In short, cifmodeling provides a unified high-level grammar for estimation, visualization, and direct CIF regression — something no existing package currently offers in one place.

Function cifmodeling survival cmprsk mets ggsurvfit
AJ estimator Yes Yes (multistate survfit) Yes (cuminc) Yes Depends on input
Weighted AJ estimator and valid SE Yes (IPW + IF-based SE) Yes (case weights / robust SE) No Yes (IPW + IF-based SE) Depends on input
Gray test No No (only log-rank via survdiff) Yes (cuminc) No tidycmprsk::glance() + add_pvalue()
Fine–Gray model No finegray+coxph crr cifregFG No
Direct CIF regression polyreg No No cifreg, binreg No
Surv()/Event() interface Yes (Event, Surv) Yes (Surv) No (ftime/fstatus) Yes (Event, Surv) Yes (Surv, ggcuminc + tidiers)
Publication-ready survival/CIF plot Yes (cifplot, cifpanel) plot (base) plot.cuminc (base) plot (base) Designed for publication
Support for tidy/glance/augment Yes (polyreg + methods) Yes (via broom) Yes (via tidycmprsk) No Yes (via broom)

Installation

The package is implemented in R and relies on Rcpp, nleqslv and boot for its numerical back-end. The examples in this document also use ggplot2, ggsurvfit, patchwork and modelsummary for tabulation and plotting. Install the core package and these companion packages with:

# Install cifmodeling with core dependencies
install.packages(c("cifmodeling", "Rcpp", "nleqslv", "boot"))

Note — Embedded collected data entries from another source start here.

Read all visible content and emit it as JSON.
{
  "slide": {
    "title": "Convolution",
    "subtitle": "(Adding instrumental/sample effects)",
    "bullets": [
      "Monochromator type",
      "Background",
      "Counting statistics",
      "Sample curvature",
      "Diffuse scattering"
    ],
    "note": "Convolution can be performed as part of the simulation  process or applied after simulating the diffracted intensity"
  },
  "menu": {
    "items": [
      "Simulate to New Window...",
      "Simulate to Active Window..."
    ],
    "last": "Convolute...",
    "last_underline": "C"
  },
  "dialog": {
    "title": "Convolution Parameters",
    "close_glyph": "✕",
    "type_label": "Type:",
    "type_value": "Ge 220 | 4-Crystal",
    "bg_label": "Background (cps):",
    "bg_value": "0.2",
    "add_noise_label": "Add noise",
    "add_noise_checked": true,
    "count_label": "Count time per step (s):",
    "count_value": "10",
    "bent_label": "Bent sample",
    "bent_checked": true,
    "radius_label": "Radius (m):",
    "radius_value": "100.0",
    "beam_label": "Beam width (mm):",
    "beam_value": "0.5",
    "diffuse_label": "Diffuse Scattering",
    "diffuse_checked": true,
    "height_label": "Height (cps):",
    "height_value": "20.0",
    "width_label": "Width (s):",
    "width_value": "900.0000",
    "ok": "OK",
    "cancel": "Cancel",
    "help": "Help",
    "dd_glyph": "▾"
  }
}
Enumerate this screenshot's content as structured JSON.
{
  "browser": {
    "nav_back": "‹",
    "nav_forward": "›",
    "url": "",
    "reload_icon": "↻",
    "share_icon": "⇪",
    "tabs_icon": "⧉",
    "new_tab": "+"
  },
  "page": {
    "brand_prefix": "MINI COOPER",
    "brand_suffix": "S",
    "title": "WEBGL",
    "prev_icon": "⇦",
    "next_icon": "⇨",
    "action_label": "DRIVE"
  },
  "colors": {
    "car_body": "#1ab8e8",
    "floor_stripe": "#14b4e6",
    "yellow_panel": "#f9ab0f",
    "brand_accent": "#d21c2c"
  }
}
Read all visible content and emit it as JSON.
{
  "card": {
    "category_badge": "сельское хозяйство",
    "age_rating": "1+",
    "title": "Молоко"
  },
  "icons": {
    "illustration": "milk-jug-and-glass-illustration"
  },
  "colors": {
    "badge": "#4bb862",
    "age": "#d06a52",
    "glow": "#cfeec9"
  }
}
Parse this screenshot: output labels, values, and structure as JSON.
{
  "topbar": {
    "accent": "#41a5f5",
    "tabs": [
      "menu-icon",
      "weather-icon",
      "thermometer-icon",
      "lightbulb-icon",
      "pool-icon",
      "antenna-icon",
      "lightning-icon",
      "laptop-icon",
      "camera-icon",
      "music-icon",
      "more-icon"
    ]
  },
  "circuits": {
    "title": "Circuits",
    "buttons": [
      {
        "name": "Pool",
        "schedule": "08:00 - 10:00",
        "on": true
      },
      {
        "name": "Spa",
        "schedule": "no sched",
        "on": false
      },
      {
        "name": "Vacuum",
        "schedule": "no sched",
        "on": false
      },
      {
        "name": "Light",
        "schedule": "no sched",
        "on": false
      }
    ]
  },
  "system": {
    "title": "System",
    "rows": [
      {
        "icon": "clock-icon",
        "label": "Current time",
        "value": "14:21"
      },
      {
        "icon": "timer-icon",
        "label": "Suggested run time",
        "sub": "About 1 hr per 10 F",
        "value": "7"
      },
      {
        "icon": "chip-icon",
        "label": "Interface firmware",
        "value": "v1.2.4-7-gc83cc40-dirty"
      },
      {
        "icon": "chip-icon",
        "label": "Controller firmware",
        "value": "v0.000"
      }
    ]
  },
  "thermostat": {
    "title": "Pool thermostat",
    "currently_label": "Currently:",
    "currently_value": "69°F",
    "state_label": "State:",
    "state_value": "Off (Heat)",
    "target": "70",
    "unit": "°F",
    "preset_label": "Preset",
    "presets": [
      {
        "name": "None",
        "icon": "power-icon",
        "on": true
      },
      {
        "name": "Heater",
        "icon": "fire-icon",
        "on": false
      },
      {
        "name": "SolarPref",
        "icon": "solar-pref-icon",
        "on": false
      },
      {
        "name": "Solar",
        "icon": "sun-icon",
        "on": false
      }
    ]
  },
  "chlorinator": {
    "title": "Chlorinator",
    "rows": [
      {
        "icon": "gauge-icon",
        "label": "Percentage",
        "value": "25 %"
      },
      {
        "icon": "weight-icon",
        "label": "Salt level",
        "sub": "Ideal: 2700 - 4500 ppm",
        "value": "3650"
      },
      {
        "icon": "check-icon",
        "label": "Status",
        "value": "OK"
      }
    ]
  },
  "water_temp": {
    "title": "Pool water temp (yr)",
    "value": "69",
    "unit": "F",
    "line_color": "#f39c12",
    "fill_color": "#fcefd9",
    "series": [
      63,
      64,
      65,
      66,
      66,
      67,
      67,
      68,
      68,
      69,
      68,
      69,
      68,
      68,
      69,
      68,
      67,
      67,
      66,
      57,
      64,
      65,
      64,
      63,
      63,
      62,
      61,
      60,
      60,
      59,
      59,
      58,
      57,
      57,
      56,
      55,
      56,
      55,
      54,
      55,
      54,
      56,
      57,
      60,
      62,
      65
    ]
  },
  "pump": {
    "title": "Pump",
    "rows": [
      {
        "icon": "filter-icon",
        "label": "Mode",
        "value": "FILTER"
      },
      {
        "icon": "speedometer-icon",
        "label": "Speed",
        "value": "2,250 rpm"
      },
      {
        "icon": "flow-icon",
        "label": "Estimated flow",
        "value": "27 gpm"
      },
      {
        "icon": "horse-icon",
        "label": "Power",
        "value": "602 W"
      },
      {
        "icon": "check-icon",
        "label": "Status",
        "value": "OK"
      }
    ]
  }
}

# Recommended packages for plotting and tabulation in this README
install.packages(c("ggplot2", "ggsurvfit", "patchwork", "modelsummary"))

Quality control

cifmodeling includes an extensive test suite built with testthat, which checks the numerical accuracy and graphical consistency of all core functions (cifcurve(), cifplot(), cifpanel(), and polyreg()). The estimators are routinely compared against related functions in survival, cmprsk and mets packages to ensure consistency. The package is continuously tested on GitHub Actions (Windows, macOS, Linux) to maintain reproducibility and CRAN-level compliance.